Jusqu’à présent, le Conseil d’État et le Conseil constitutionnel considéraient que les ordonnances étaient, avant leur éventuelle ratification, des actes réglementaires sur lesquels le Conseil d’État pouvait exercer un contrôle de constitutionnalité, de la même manière que pour les décrets. Dans sa décision n°2020-843 QPC du 28 mai 2020, le Conseil constitutionnel revient sur sa jurisprudence en affirmant que les dispositions d’une ordonnance “doivent être considérées comme des dispositions législatives” dès l’expiration du délai d’habilitation fixé par le Parlement, et ce même si celle-ci n’a pas encore été ratifiée par le Parlement.

Cette décision a été fortement critiquée par la doctrine : Cécile Duflot, ancienne ministre de l’Égalité des territoires et du logement, affirme que “Ça dépossède totalement le Parlement de son pouvoir, ça dit le contraire de la Constitution et ça prive aussi les citoyens de leur capacité de contester directement des ordonnances obsolètes”. Benjamin Morel, maître de conférences à l’Université Paris-2 Panthéon-Assas, critique quant à lui une décision “bizarre” “au vu du caractère très particulier de la période, et du caractère difficilement soutenable en des termes constitutionnels de cette prise de position”. Julien Padovani, maître de conférences à l’Université Paris 1 Panthéon-Sorbonne, y voit enfin une décision “contraire à l’esprit de la Constitution”. L’essentiel de ces critiques sont orientées contre la ratification implicite des ordonnances que cette décision semble mettre en place, ainsi que contre le fait que les justiciables souhaitant contester la conformité à la Constitution d’une ordonnance non ratifiée par le Parlement après l’expiration du délai d’habilitation devront désormais passer par la procédure plus contraignante de QPC établie sur la base de l’article 61-1 de la Constitution.

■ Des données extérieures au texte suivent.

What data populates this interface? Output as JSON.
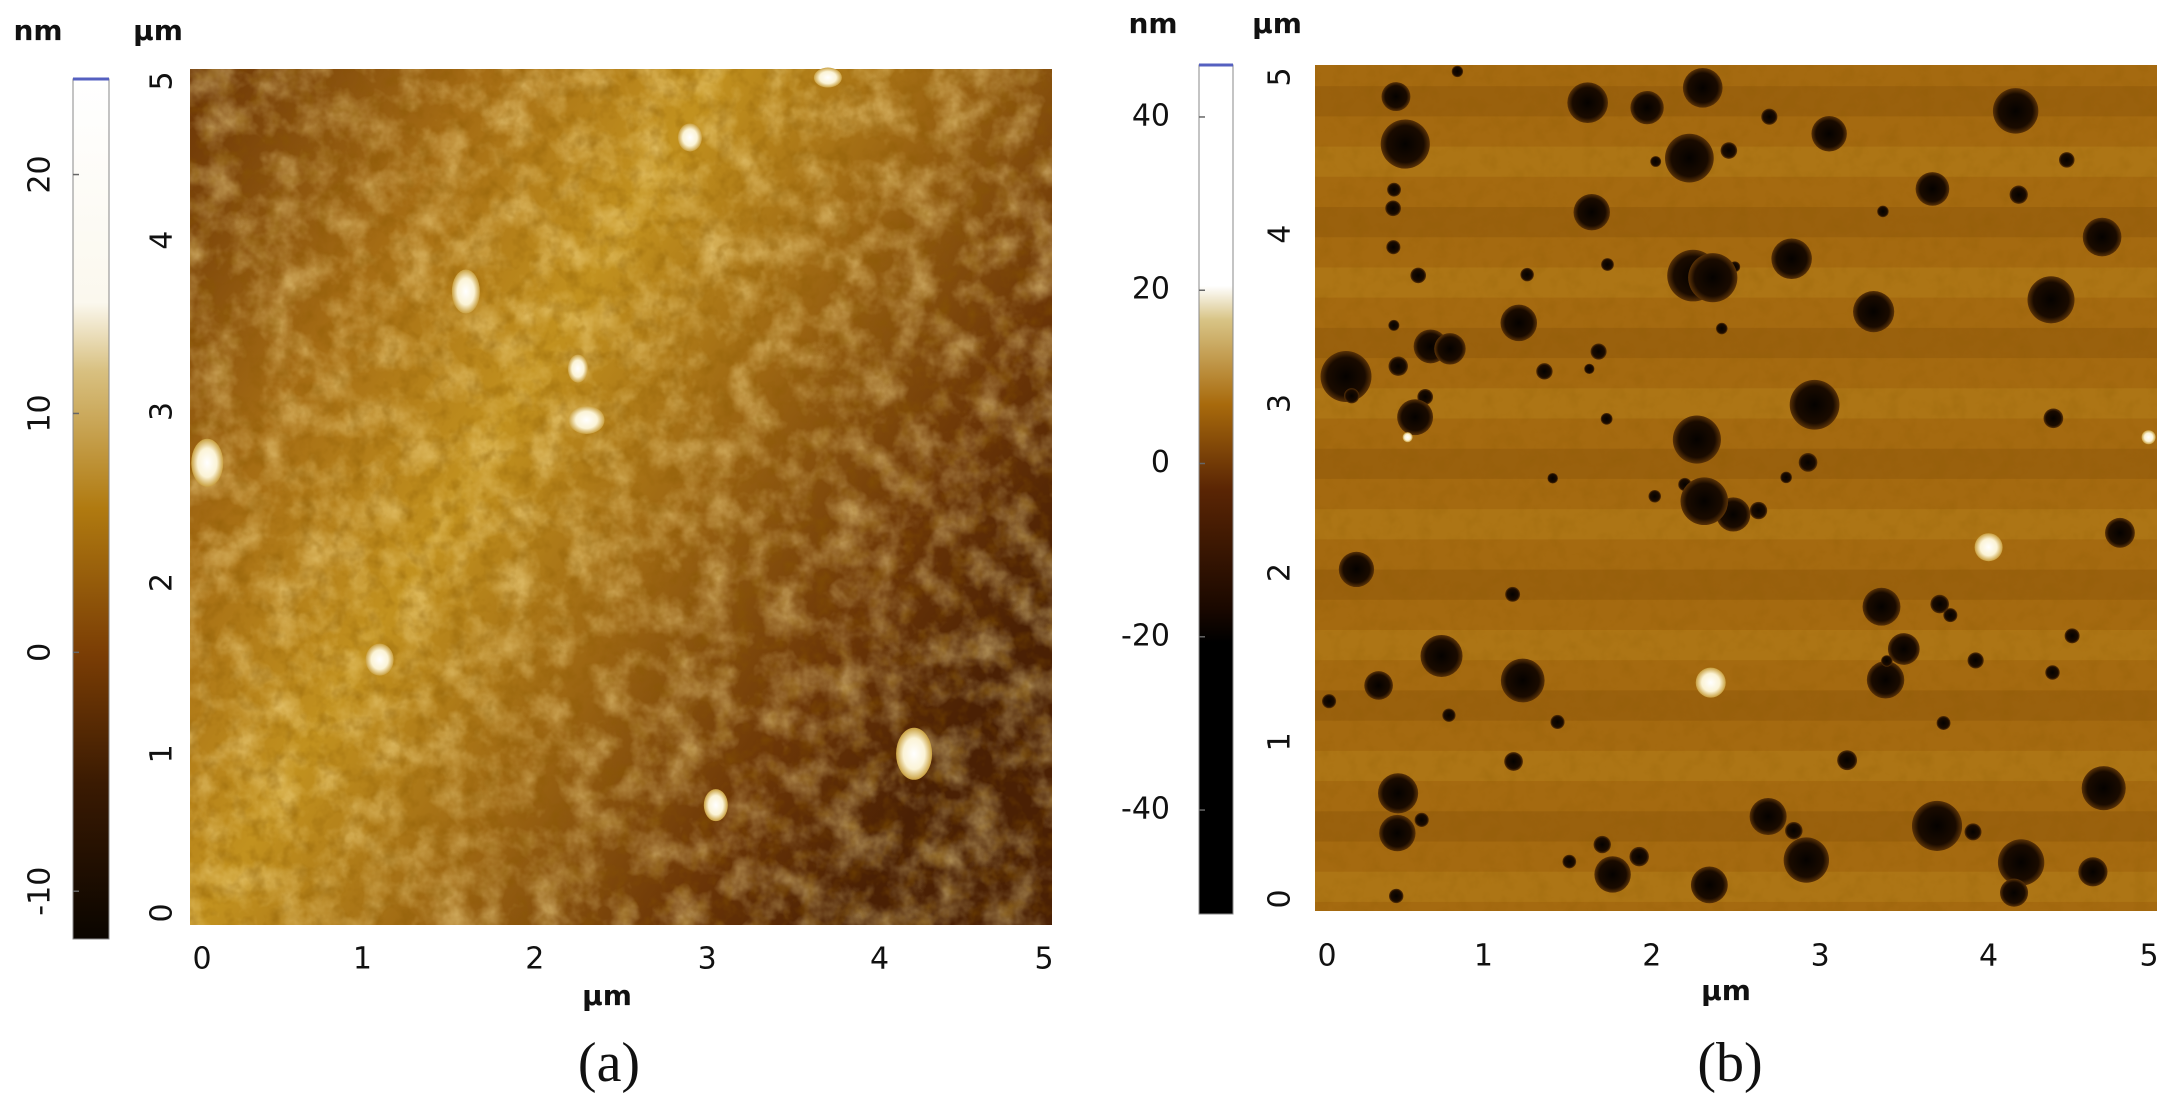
{
  "chart_data": [
    {
      "type": "afm-image",
      "colorbar_unit": "nm",
      "y_unit": "µm",
      "x_label": "µm",
      "caption": "(a)",
      "xlim": [
        0,
        5
      ],
      "ylim": [
        0,
        5
      ],
      "xticks": [
        0,
        1,
        2,
        3,
        4,
        5
      ],
      "yticks": [
        0,
        1,
        2,
        3,
        4,
        5
      ],
      "colorbar_lim": [
        -12,
        24
      ],
      "colorbar_ticks": [
        -10,
        0,
        10,
        20
      ]
    },
    {
      "type": "afm-image",
      "colorbar_unit": "nm",
      "y_unit": "µm",
      "x_label": "µm",
      "caption": "(b)",
      "xlim": [
        0,
        5
      ],
      "ylim": [
        0,
        5
      ],
      "xticks": [
        0,
        1,
        2,
        3,
        4,
        5
      ],
      "yticks": [
        0,
        1,
        2,
        3,
        4,
        5
      ],
      "colorbar_lim": [
        -52,
        46
      ],
      "colorbar_ticks": [
        -40,
        -20,
        0,
        20,
        40
      ]
    }
  ]
}
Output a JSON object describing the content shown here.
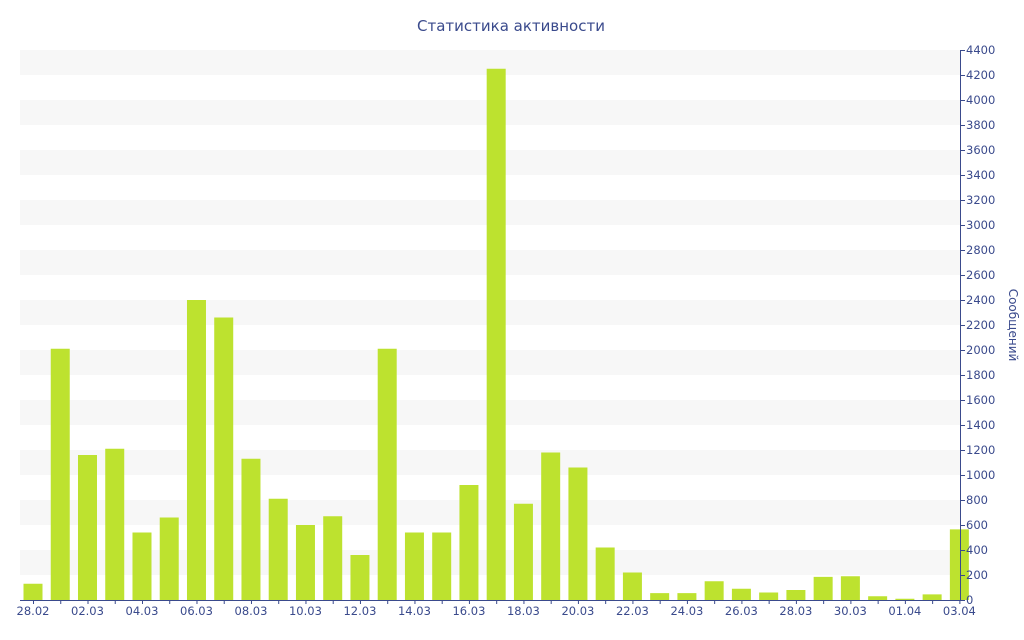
{
  "chart_data": {
    "type": "bar",
    "title": "Статистика активности",
    "ylabel": "Сообщений",
    "xlabel": "",
    "ylim": [
      0,
      4400
    ],
    "y_ticks": [
      0,
      200,
      400,
      600,
      800,
      1000,
      1200,
      1400,
      1600,
      1800,
      2000,
      2200,
      2400,
      2600,
      2800,
      3000,
      3200,
      3400,
      3600,
      3800,
      4000,
      4200,
      4400
    ],
    "y_axis_position": "right",
    "grid": "alternating horizontal bands",
    "x_tick_labels": [
      "28.02",
      "02.03",
      "04.03",
      "06.03",
      "08.03",
      "10.03",
      "12.03",
      "14.03",
      "16.03",
      "18.03",
      "20.03",
      "22.03",
      "24.03",
      "26.03",
      "28.03",
      "30.03",
      "01.04",
      "03.04"
    ],
    "categories": [
      "28.02",
      "01.03",
      "02.03",
      "03.03",
      "04.03",
      "05.03",
      "06.03",
      "07.03",
      "08.03",
      "09.03",
      "10.03",
      "11.03",
      "12.03",
      "13.03",
      "14.03",
      "15.03",
      "16.03",
      "17.03",
      "18.03",
      "19.03",
      "20.03",
      "21.03",
      "22.03",
      "23.03",
      "24.03",
      "25.03",
      "26.03",
      "27.03",
      "28.03",
      "29.03",
      "30.03",
      "31.03",
      "01.04",
      "02.04",
      "03.04"
    ],
    "values": [
      130,
      2010,
      1160,
      1210,
      540,
      660,
      2400,
      2260,
      1130,
      810,
      600,
      670,
      360,
      2010,
      540,
      540,
      920,
      4250,
      770,
      1180,
      1060,
      420,
      220,
      55,
      55,
      150,
      90,
      60,
      80,
      185,
      190,
      30,
      10,
      45,
      565
    ],
    "colors": {
      "bar": "#bde22f",
      "band": "#f7f7f7",
      "axis": "#3a4a8c",
      "text": "#3a4a8c"
    }
  }
}
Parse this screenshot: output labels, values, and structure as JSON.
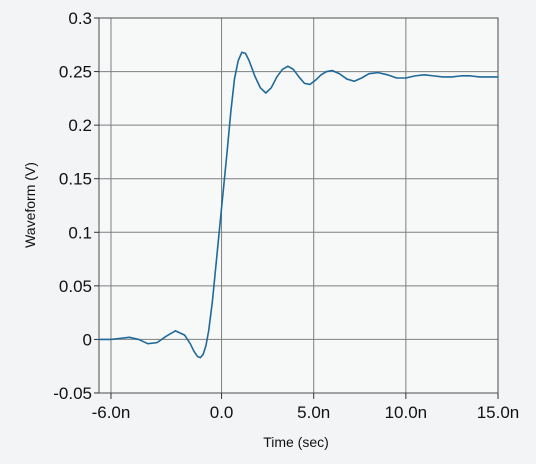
{
  "chart_data": {
    "type": "line",
    "title": "",
    "xlabel": "Time (sec)",
    "ylabel": "Waveform (V)",
    "xlim": [
      -6.65,
      15.0
    ],
    "ylim": [
      -0.05,
      0.3
    ],
    "x_ticks": [
      -6.0,
      0.0,
      5.0,
      10.0,
      15.0
    ],
    "x_tick_labels": [
      "-6.0n",
      "0.0",
      "5.0n",
      "10.0n",
      "15.0n"
    ],
    "y_ticks": [
      -0.05,
      0,
      0.05,
      0.1,
      0.15,
      0.2,
      0.25,
      0.3
    ],
    "y_tick_labels": [
      "-0.05",
      "0",
      "0.05",
      "0.1",
      "0.15",
      "0.2",
      "0.25",
      "0.3"
    ],
    "grid": true,
    "legend": "none",
    "colors": {
      "series": "#1f6a9a"
    },
    "series": [
      {
        "x": [
          -6.65,
          -6.0,
          -5.5,
          -5.0,
          -4.5,
          -4.0,
          -3.5,
          -3.0,
          -2.5,
          -2.0,
          -1.7,
          -1.5,
          -1.3,
          -1.15,
          -1.0,
          -0.85,
          -0.7,
          -0.5,
          -0.3,
          -0.1,
          0.0,
          0.1,
          0.3,
          0.5,
          0.7,
          0.9,
          1.1,
          1.3,
          1.5,
          1.8,
          2.1,
          2.4,
          2.7,
          3.0,
          3.3,
          3.6,
          3.9,
          4.2,
          4.5,
          4.8,
          5.1,
          5.4,
          5.7,
          6.0,
          6.4,
          6.8,
          7.2,
          7.6,
          8.0,
          8.5,
          9.0,
          9.5,
          10.0,
          10.5,
          11.0,
          11.5,
          12.0,
          12.5,
          13.0,
          13.5,
          14.0,
          14.5,
          15.0
        ],
        "y": [
          0.0,
          0.0,
          0.001,
          0.002,
          0.0,
          -0.004,
          -0.003,
          0.003,
          0.008,
          0.004,
          -0.004,
          -0.011,
          -0.016,
          -0.017,
          -0.014,
          -0.006,
          0.008,
          0.035,
          0.07,
          0.105,
          0.123,
          0.14,
          0.175,
          0.212,
          0.243,
          0.26,
          0.268,
          0.267,
          0.26,
          0.246,
          0.235,
          0.23,
          0.235,
          0.245,
          0.252,
          0.255,
          0.252,
          0.245,
          0.239,
          0.238,
          0.242,
          0.247,
          0.25,
          0.251,
          0.248,
          0.243,
          0.241,
          0.244,
          0.248,
          0.249,
          0.247,
          0.244,
          0.244,
          0.246,
          0.247,
          0.246,
          0.245,
          0.245,
          0.246,
          0.246,
          0.245,
          0.245,
          0.245
        ]
      }
    ]
  }
}
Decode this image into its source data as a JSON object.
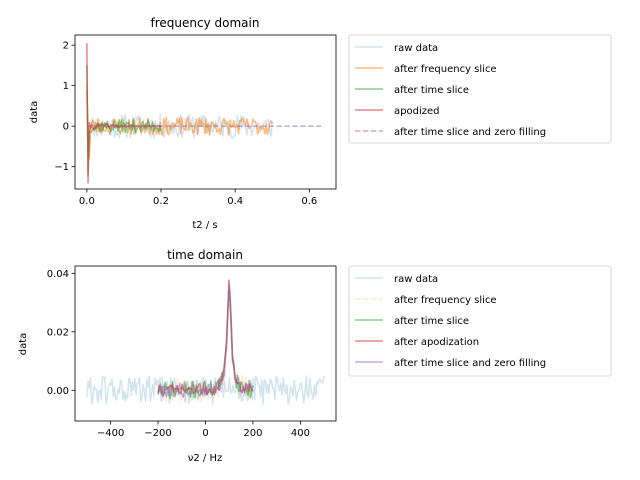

B – Le recours de plus en plus fréquent aux ordonnances

Depuis le début des années 2000, le nombre d’ordonnances adoptées en France est en forte augmentation ; un rapport sénatorial daté du 27 octobre 2021 témoigne ainsi de la “banalisation du recours aux ordonnances de l’article 38 de la Constitution : 14 ordonnances publiées chaque année entre 1984 et 2007 ; 30 par an entre 2007 et 2012 ; 54 par an entre 2012 et 2017 ; 64 par an depuis 2017”. Il souligne également que 84 ordonnances ont été publiées entre le 23 mars et le 31 décembre 2021 dans le cadre de l’épidémie de Covid-19, ce qui constitue une nette accélération du recours à l’article 38 de la Constitution sur les deux dernières années.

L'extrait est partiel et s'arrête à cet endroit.